In early September 2007, Hancock applied for a $24,500 home equity loan secured by the Rowan Street house with Washington Mutual Bank. Hancock represented that at least $63,000 in renovations had been made to the residence and requested that the loan be increased. In late October 2007, Washington Mutual issued the home equity loan for $93,000 to Hancock. Allen received approximately $26,600 from Hancock from the loan.

On December 2, 2007, Allen damaged and destroyed, by fire, the dwelling at 1402 Rowan Avenue and its contents. To establish an alibi, prior to the fire Allen sent his cell phone to his father in Pineville, Louisiana and caused a person to check into a motel in Pineville using Allen's name and credit card.

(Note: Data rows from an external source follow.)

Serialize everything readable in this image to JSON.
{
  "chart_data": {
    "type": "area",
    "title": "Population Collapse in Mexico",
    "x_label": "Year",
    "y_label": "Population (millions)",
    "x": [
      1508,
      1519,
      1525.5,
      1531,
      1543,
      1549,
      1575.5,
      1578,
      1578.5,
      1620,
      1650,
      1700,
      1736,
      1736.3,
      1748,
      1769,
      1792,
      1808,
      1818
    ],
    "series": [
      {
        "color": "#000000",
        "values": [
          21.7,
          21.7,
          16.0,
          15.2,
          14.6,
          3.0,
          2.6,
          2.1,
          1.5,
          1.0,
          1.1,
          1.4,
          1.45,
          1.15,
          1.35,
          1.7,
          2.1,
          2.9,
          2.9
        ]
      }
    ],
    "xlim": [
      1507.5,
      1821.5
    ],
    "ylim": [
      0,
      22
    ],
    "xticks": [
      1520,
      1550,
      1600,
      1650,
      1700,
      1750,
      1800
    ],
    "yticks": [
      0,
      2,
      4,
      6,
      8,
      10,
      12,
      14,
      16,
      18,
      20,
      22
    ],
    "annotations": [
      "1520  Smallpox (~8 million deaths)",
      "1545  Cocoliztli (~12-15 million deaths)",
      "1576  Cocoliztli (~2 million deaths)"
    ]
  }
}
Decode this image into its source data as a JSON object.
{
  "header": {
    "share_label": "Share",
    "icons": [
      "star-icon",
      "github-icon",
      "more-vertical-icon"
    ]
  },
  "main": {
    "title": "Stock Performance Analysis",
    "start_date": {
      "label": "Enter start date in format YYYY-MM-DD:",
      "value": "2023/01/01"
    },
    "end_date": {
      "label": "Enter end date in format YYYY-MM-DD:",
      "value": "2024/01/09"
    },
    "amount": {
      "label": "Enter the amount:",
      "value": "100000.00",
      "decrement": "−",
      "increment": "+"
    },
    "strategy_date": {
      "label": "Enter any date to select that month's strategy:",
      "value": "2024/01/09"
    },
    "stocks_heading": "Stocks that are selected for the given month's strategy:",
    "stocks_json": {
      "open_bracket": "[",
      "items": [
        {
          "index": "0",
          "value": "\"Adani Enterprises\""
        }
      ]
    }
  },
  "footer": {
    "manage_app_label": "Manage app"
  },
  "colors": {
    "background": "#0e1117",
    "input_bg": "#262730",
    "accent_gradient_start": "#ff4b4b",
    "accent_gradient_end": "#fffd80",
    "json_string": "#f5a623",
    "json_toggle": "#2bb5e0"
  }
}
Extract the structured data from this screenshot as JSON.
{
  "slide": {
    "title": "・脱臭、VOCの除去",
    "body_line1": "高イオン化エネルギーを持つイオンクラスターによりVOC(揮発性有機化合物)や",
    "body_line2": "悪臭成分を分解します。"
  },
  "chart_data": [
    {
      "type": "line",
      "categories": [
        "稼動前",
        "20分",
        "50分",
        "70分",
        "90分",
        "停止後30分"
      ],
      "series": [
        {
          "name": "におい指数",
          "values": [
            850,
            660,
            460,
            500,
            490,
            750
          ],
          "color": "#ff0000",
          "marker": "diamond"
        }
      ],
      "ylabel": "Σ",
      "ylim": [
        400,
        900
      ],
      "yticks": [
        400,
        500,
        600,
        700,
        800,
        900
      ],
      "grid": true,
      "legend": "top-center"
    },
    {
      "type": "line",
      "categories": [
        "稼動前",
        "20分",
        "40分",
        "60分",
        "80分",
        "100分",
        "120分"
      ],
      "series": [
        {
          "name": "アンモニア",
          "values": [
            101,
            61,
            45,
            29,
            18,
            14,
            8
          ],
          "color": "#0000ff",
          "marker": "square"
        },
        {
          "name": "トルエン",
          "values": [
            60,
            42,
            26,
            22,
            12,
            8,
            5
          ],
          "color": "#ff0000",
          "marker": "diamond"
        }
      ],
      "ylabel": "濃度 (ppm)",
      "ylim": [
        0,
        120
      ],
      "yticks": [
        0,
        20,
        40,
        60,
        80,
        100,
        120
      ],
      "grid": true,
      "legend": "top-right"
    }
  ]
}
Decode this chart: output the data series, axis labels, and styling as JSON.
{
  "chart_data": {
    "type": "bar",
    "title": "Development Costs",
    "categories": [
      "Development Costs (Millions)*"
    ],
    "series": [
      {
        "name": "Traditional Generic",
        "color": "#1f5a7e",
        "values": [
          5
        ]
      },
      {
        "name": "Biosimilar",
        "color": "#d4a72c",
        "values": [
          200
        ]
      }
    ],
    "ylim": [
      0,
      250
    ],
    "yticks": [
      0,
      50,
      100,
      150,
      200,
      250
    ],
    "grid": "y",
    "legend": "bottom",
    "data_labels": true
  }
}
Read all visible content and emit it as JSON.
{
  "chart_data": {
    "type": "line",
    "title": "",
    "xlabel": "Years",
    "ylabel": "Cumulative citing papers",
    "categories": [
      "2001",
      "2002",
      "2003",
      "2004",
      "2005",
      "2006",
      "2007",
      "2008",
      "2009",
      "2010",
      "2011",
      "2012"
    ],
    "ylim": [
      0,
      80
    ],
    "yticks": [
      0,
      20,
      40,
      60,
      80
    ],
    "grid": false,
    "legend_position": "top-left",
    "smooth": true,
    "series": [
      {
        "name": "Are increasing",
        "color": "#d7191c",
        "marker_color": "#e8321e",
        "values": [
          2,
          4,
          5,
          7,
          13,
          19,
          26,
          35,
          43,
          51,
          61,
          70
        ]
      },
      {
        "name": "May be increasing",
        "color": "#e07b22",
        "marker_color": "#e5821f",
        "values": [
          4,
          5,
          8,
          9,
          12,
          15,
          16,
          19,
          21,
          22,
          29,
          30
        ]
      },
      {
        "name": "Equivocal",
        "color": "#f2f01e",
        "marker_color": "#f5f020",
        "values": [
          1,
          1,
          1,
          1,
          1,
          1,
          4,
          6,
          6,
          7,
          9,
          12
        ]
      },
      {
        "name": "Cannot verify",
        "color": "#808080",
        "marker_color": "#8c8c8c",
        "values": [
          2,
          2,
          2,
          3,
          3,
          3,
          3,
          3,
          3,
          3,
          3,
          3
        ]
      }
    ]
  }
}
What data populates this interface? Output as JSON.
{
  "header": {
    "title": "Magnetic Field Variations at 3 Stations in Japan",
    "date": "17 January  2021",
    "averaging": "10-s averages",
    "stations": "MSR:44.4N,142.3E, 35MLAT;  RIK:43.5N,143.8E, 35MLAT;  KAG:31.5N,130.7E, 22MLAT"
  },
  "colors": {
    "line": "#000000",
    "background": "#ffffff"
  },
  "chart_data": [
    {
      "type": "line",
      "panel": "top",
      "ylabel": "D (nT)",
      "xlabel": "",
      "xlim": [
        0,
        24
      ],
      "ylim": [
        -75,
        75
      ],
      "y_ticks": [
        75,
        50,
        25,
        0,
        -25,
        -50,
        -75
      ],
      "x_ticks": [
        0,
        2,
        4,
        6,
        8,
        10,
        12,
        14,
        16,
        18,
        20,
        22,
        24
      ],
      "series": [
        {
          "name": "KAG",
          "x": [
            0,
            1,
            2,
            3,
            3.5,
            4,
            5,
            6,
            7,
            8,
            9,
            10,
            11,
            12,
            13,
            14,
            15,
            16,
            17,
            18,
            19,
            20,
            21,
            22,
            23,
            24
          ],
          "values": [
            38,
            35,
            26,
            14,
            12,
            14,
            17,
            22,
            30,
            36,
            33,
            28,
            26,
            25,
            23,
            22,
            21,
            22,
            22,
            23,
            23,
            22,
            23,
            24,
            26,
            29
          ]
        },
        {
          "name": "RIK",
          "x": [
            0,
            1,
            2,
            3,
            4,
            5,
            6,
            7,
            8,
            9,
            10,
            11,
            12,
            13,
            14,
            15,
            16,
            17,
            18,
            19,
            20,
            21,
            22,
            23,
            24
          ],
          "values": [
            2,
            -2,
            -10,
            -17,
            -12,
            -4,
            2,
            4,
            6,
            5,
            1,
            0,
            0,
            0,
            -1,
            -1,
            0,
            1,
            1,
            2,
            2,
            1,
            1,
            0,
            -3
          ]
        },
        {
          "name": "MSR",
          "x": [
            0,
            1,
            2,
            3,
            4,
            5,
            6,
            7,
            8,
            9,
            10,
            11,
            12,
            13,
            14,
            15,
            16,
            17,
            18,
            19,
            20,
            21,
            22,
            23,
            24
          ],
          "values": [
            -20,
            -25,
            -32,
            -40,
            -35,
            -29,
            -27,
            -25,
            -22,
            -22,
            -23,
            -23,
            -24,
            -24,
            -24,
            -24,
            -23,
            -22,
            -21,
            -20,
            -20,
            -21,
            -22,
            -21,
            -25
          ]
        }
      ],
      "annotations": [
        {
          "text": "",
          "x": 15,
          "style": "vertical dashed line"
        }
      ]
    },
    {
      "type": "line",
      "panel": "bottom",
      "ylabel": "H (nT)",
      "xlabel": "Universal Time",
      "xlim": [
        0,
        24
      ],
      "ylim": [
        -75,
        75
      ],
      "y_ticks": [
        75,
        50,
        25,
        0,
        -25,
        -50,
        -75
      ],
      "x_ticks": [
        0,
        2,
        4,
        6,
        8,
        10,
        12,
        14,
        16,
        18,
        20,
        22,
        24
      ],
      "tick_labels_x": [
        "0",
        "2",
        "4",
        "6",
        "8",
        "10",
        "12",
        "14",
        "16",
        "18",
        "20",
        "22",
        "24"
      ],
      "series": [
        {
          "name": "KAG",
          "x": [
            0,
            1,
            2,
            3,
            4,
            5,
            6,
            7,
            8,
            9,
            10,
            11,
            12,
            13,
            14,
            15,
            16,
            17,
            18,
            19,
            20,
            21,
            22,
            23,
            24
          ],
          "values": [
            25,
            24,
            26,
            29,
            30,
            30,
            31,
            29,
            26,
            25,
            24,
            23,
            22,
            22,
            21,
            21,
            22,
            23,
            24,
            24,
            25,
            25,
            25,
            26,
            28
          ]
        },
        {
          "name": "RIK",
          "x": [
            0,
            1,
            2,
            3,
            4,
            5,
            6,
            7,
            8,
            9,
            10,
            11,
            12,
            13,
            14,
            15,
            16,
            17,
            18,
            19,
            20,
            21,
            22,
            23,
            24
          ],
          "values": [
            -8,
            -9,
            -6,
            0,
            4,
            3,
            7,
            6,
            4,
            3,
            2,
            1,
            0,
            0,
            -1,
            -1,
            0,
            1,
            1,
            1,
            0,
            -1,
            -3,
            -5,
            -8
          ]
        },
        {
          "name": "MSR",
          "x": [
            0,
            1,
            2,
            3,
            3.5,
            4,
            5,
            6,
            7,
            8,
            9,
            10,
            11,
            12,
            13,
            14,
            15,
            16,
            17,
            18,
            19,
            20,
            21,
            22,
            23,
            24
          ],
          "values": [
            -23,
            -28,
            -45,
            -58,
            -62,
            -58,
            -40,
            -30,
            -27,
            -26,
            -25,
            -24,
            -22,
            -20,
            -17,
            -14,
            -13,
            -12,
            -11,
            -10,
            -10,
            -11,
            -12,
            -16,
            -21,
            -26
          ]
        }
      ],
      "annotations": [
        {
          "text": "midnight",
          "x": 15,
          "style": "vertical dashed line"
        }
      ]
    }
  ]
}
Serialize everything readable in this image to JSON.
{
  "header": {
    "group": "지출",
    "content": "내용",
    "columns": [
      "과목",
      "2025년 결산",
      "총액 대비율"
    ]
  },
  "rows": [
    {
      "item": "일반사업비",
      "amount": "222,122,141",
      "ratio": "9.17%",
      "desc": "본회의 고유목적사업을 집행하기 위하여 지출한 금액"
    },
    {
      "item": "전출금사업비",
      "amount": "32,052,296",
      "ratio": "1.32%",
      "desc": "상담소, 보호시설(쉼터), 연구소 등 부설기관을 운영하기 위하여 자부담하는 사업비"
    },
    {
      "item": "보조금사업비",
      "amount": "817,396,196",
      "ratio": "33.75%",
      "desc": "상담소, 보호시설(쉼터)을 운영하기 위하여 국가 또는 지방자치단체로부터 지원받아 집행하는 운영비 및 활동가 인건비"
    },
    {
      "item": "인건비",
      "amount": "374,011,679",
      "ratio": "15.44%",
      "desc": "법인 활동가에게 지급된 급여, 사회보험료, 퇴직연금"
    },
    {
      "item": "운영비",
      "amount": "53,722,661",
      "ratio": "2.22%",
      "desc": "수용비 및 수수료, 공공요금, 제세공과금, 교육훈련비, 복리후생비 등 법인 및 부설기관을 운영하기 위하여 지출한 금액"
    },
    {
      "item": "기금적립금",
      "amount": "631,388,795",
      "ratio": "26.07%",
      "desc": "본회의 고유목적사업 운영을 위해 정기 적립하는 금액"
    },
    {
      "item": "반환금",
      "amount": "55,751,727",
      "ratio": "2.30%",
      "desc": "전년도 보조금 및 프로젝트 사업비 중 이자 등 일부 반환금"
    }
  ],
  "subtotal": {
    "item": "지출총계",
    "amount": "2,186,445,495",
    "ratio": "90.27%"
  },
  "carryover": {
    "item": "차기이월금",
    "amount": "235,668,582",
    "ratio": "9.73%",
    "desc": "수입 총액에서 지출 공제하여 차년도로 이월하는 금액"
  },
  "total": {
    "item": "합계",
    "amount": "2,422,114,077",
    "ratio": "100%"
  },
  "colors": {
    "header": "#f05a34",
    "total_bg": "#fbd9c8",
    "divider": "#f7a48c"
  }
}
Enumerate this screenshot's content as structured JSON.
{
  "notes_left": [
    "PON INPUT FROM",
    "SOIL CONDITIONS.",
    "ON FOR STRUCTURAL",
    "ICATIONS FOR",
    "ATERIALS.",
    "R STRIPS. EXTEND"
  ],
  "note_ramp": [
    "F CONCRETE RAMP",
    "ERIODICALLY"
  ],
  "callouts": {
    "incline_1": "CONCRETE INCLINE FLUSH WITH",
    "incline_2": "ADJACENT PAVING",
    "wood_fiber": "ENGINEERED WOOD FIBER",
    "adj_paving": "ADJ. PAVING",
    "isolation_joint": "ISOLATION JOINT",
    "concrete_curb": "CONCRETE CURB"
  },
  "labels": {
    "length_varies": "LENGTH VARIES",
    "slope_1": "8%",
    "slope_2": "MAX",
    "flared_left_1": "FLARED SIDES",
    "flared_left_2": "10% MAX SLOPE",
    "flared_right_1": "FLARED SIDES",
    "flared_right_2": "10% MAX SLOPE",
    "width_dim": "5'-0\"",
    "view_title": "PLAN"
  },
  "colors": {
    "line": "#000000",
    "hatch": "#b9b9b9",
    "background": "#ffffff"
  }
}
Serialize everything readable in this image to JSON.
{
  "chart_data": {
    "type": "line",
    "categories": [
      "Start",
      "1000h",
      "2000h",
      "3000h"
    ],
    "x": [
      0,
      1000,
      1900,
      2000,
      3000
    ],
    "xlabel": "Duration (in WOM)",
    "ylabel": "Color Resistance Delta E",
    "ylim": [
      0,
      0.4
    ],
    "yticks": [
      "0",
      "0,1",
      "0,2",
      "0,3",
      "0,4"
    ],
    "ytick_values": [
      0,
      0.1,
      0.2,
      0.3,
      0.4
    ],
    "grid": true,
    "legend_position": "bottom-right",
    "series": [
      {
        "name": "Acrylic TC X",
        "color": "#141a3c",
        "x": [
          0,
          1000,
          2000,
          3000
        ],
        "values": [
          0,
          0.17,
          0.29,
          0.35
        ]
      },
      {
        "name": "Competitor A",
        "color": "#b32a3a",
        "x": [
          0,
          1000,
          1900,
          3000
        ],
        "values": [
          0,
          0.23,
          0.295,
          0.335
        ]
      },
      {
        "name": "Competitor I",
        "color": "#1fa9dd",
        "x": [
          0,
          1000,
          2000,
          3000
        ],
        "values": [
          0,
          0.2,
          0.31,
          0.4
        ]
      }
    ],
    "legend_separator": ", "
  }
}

On December 1, 2007, Hancock went to San Antonio, Texas, to establish an alibi, and returned on December 3, 2007, the day after the fire. That day, Hancock called SAFECO to report the fire.

In the following months, Hancock and Allen submitted to SAFECO various fraudulent claims, including receipts, inventory, a sworn statement for proof of loss and a proof of loss form in the amount of nearly $1.2 million. To help facilitate the fraud, Allen even created a company, Restoration Services, and submitted nearly $9,000 in invoices to SAFECO from Restoration Services in support of their claim.

The case was investigated by the Bureau of Alcohol, Tobacco, Firearms and Explosives and Dallas Fire Rescue. Assistant U.S. Attorneys Phelesa Guy and Stephen Fahey are in charge of the prosecution.